As part of a required maintenance and renewal guideline to better sustain roads and infrastructure through continuous improvement set by the Board of Regents, all parking passes will increase by nine dollars per semester starting Fall of 2015 – an overall increase of roughly $20 a year per pass.

This increase, requested by the Board of Regents, would carry two percent of all parking pass fees toward fixing and maintaining parking lots and roads throughout campus. However, the fee wasn’t as steep when the plan was originally set in place two years ago.

“Based on that evaluation [for fee increases], we came back to the Board and had a plan to have three years of nine dollars a year to get us caught up, which got approved,” said Director of Business Operations and Bookstore Derek Peterson. “We got instituted year one, and last year with the freeze [on tuition and all fees] we weren’t allowed to take that [next] increase.”

The extra money is planned on going toward crack and chip seals throughout the parking lots, while in the past the money went toward other maintenance costs such as the partial resurfacing of 16th Avenue.

“If it’s necessary to maintain the parking lots, it’s something we need to strive for, just like maintaining buildings there are maintenance costs to [maintaining] a parking lot,” said President of Students’ Association Caleb Finck. “The effects will be felt, but I know that there was a number of initiatives making sure we have good surfaces on the parking lots.”

And while some lots may need more attention than others, some students are contrastingly voicing their concerns about the quality of the lots that their vehicles stay in.

“Last year I got three flat tires from that [South East] lot from broken glass,” sophomore early childhood education major Maddy Tegethoff said. “[The blocked off SE lot entrances also] make the back roads a lot busier.”

A commuter or resident pass starting next semester would be priced at $155, which is a reasonable price once broken down, according to Peterson.

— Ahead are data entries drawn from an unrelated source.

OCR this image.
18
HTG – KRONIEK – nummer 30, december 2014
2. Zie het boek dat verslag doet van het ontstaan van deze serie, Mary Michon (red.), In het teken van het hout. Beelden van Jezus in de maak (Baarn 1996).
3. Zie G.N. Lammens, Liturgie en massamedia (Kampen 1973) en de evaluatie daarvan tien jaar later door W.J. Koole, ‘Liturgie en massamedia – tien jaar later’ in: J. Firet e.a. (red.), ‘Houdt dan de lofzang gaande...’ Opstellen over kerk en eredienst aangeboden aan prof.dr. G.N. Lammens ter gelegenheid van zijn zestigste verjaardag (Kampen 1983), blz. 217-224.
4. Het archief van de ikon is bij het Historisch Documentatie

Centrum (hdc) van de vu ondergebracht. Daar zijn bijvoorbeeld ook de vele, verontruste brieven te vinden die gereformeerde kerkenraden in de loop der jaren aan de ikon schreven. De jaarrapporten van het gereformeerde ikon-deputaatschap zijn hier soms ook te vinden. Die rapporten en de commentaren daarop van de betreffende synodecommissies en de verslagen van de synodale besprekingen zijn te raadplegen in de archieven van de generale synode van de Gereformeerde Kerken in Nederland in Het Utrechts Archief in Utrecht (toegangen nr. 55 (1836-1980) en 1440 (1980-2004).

“I think all students know they need to have a permit, and once you start breaking it down you’re paying about 85 cents a day,” Peterson said. “The pay lot [on the other hand] continues to grow in use, we’re in the third year and students and community members have adapted to that quick in and out.”

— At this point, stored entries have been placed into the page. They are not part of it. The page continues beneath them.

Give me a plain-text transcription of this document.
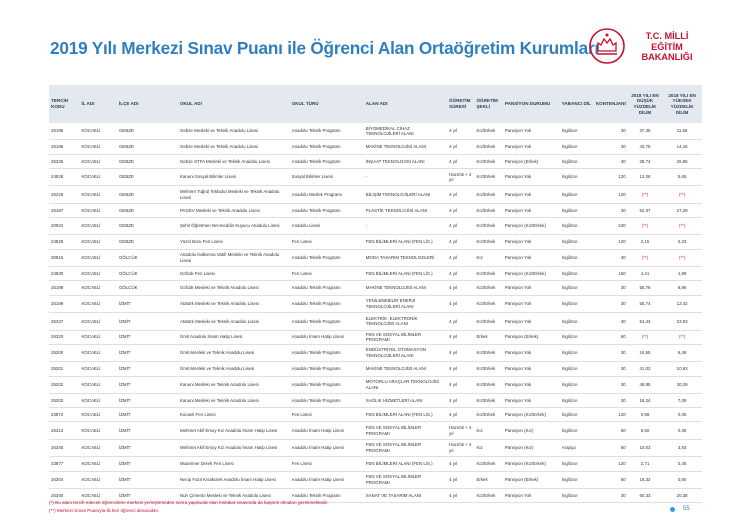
2019 Yılı Merkezi Sınav Puanı ile Öğrenci Alan Ortaöğretim Kurumları
T.C. MİLLİ EĞİTİM
BAKANLIĞI
TERCİH KODU	İL ADI	İLÇE ADI	OKUL ADI	OKUL TÜRÜ	ALAN ADI	ÖĞRETİM SÜRESİ	ÖĞRETİM ŞEKLİ	PANSİYON DURUMU	YABANCI DİL	KONTENJANI	2018 YILI EN DÜŞÜK YÜZDELİK DİLİM	2018 YILI EN YÜKSEK YÜZDELİK DİLİM
25195	KOCAELİ	GEBZE	Gebze Mesleki ve Teknik Anadolu Lisesi	Anadolu Teknik Programı	BİYOMEDİKAL CİHAZ TEKNOLOJİLERİ ALANI	4 yıl	Kız/Erkek	Pansiyon Yok	İngilizce	30	37,35	11,55
25196	KOCAELİ	GEBZE	Gebze Mesleki ve Teknik Anadolu Lisesi	Anadolu Teknik Programı	MAKİNE TEKNOLOJİSİ ALANI	4 yıl	Kız/Erkek	Pansiyon Yok	İngilizce	30	43,78	14,16
25335	KOCAELİ	GEBZE	Gebze STFA Mesleki ve Teknik Anadolu Lisesi	Anadolu Teknik Programı	İNŞAAT TEKNOLOJİSİ ALANI	4 yıl	Kız/Erkek	Pansiyon (Erkek)	İngilizce	30	39,74	25,95
24828	KOCAELİ	GEBZE	Kanuni Sosyal Bilimler Lisesi	Sosyal Bilimler Lisesi	-	Hazırlık + 4 yıl	Kız/Erkek	Pansiyon Yok	İngilizce	120	12,06	5,65
25226	KOCAELİ	GEBZE	Mehmet Tuğrul Tekbulut Mesleki ve Teknik Anadolu Lisesi	Anadolu Meslek Programı	BİLİŞİM TEKNOLOJİLERİ ALANI	4 yıl	Kız/Erkek	Pansiyon Yok	İngilizce	120	(**)	(**)
25197	KOCAELİ	GEBZE	PAGEV Mesleki ve Teknik Anadolu Lisesi	Anadolu Teknik Programı	PLASTİK TEKNOLOJİSİ ALANI	4 yıl	Kız/Erkek	Pansiyon Yok	İngilizce	30	52,37	27,29
20922	KOCAELİ	GEBZE	Şehit Öğretmen Necmeddin Kuyucu Anadolu Lisesi	Anadolu Lisesi	-	4 yıl	Kız/Erkek	Pansiyon (Kız/Erkek)	İngilizce	240	(**)	(**)
24829	KOCAELİ	GEBZE	Yüzel Boru Fen Lisesi	Fen Lisesi	FEN BİLİMLERİ ALANI (FEN LİS.)	4 yıl	Kız/Erkek	Pansiyon Yok	İngilizce	120	2,15	0,33
30815	KOCAELİ	GÖLCÜK	Anadolu Kalkınma Vakfı Mesleki ve Teknik Anadolu Lisesi	Anadolu Teknik Programı	MODA TASARIM TEKNOLOJİLERİ	4 yıl	Kız	Pansiyon Yok	İngilizce	30	(**)	(**)
24830	KOCAELİ	GÖLCÜK	Gölcük Fen Lisesi	Fen Lisesi	FEN BİLİMLERİ ALANI (FEN LİS.)	4 yıl	Kız/Erkek	Pansiyon (Kız/Erkek)	İngilizce	150	4,41	1,89
25198	KOCAELİ	GÖLCÜK	Gölcük Mesleki ve Teknik Anadolu Lisesi	Anadolu Teknik Programı	MAKİNE TEKNOLOJİSİ ALANI	4 yıl	Kız/Erkek	Pansiyon Yok	İngilizce	30	55,78	8,86
25199	KOCAELİ	İZMİT	Atatürk Mesleki ve Teknik Anadolu Lisesi	Anadolu Teknik Programı	YENİLENEBİLİR ENERJİ TEKNOLOJİLERİ ALANI	4 yıl	Kız/Erkek	Pansiyon Yok	İngilizce	30	55,74	12,42
25337	KOCAELİ	İZMİT	Atatürk Mesleki ve Teknik Anadolu Lisesi	Anadolu Teknik Programı	ELEKTRİK- ELEKTRONİK TEKNOLOJİSİ ALANI	4 yıl	Kız/Erkek	Pansiyon Yok	İngilizce	30	54,43	23,03
26320	KOCAELİ	İZMİT	İzmit Anadolu İmam Hatip Lisesi	Anadolu İmam Hatip Lisesi	FEN VE SOSYAL BİLİMLER PROGRAMI	4 yıl	Erkek	Pansiyon (Erkek)	İngilizce	60	(**)	(**)
25200	KOCAELİ	İZMİT	İzmit Mesleki ve Teknik Anadolu Lisesi	Anadolu Teknik Programı	ENDÜSTRİYEL OTOMASYON TEKNOLOJİLERİ ALANI	4 yıl	Kız/Erkek	Pansiyon Yok	İngilizce	30	24,65	6,48
25201	KOCAELİ	İZMİT	İzmit Mesleki ve Teknik Anadolu Lisesi	Anadolu Teknik Programı	MAKİNE TEKNOLOJİSİ ALANI	4 yıl	Kız/Erkek	Pansiyon Yok	İngilizce	30	41,02	10,63
25202	KOCAELİ	İZMİT	Kanuni Mesleki ve Teknik Anadolu Lisesi	Anadolu Teknik Programı	MOTORLU ARAÇLAR TEKNOLOJİSİ ALANI	4 yıl	Kız/Erkek	Pansiyon Yok	İngilizce	30	48,85	30,29
25203	KOCAELİ	İZMİT	Kanuni Mesleki ve Teknik Anadolu Lisesi	Anadolu Teknik Programı	SAĞLIK HİZMETLERİ ALANI	4 yıl	Kız/Erkek	Pansiyon Yok	İngilizce	30	18,24	7,08
23872	KOCAELİ	İZMİT	Kocaeli Fen Lisesi	Fen Lisesi	FEN BİLİMLERİ ALANI (FEN LİS.)	4 yıl	Kız/Erkek	Pansiyon (Kız/Erkek)	İngilizce	120	0,98	0,05
26313	KOCAELİ	İZMİT	Mehmet Akif Ersoy Kız Anadolu İmam Hatip Lisesi	Anadolu İmam Hatip Lisesi	FEN VE SOSYAL BİLİMLER PROGRAMI	Hazırlık + 4 yıl	Kız	Pansiyon (Kız)	İngilizce	60	6,50	0,35
26345	KOCAELİ	İZMİT	Mehmet Akif Ersoy Kız Anadolu İmam Hatip Lisesi	Anadolu İmam Hatip Lisesi	FEN VE SOSYAL BİLİMLER PROGRAMI	Hazırlık + 4 yıl	Kız	Pansiyon (Kız)	Arapça	60	10,03	3,83
23877	KOCAELİ	İZMİT	Muammer Dereli Fen Lisesi	Fen Lisesi	FEN BİLİMLERİ ALANI (FEN LİS.)	4 yıl	Kız/Erkek	Pansiyon (Kız/Erkek)	İngilizce	120	2,71	0,35
26304	KOCAELİ	İZMİT	Necip Fazıl Kısakürek Anadolu İmam Hatip Lisesi	Anadolu İmam Hatip Lisesi	FEN VE SOSYAL BİLİMLER PROGRAMI	4 yıl	Erkek	Pansiyon (Erkek)	İngilizce	60	16,32	0,80
25340	KOCAELİ	İZMİT	Nuh Çimento Mesleki ve Teknik Anadolu Lisesi	Anadolu Teknik Programı	SANAT VE TASARIM ALANI	4 yıl	Kız/Erkek	Pansiyon Yok	İngilizce	30	60,33	20,38
(*) Bu alanı tercih edecek öğrencilerin merkezi yerleştirmeden sonra yapılacak olan mülakat sınavında da başarılı olmaları gerekmektedir.
(**) Merkezi Sınav Puanıyla ilk kez öğrenci alınacaktır.	55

While some students may not even notice the increase in passes, others may notice the increase not as subtlety. 

“It’s tough to say, my initial reaction is that students will see the increase and they might be mad, but some might say nine dollars isn’t a lot, but when you’re looking at small fees across the board, it adds up for students,” Finck said.

Parking Services is also addressing murmuring concerns about the commuter lots, such as not enough spots being available to commuters.

We’re going to start on the educational aspect of where the parking spaces are [in the commuter lots],” Peterson said. “We’re looking at some technology to allow real time parking availability by lot.”

The technology to improve parking is a proposed smart-phone app that would allow students to see real time open parking spots in the commuter lots. According to Peterson, the app would need to go through experimental stages first and is projected to launch at the start of 2016.

“I think that would be nice in the southeast lot, because you have no idea what’s open,” Tegethoff said. “[And commuters] wouldn’t waste time going in a lot that’s completely full.”

According to Finck, the commuter lots serve the commuter population just fine – it’s just a matter of convenience that has seemingly caused a problem.

“I don’t know if there’s necessarily a shortage of spots, but maybe a shortage of where they would like it all the time, which is where the frustration is,” Finck said. “If you look at the commuter lots as a whole, it works out … students are always [just] looking for the close lot. If you plan out going to the one that doesn’t usually fill up, there are usually parking spaces available.”

Finck also believes that the pay lot in front of the Student Union has begun to solve the issue of convenient parking – not only with commuting students, but also for visitors to SDSU, as well.

“There are a lot of people that find frustration in the parking systems; I think the barrier that the parking lots put between us and the community coming onto campus. If folks are coming on to campus for anything on campus, parking becomes a little bit difficult,” Fink said.

With concerns currently facing parking services, they hope that some of the decisions made this semester will better impact the complex issues in the coming months.

“The pay lot is a step in the right direction, and it’s a low cost option that allows us to keep that functioning,” Finck said.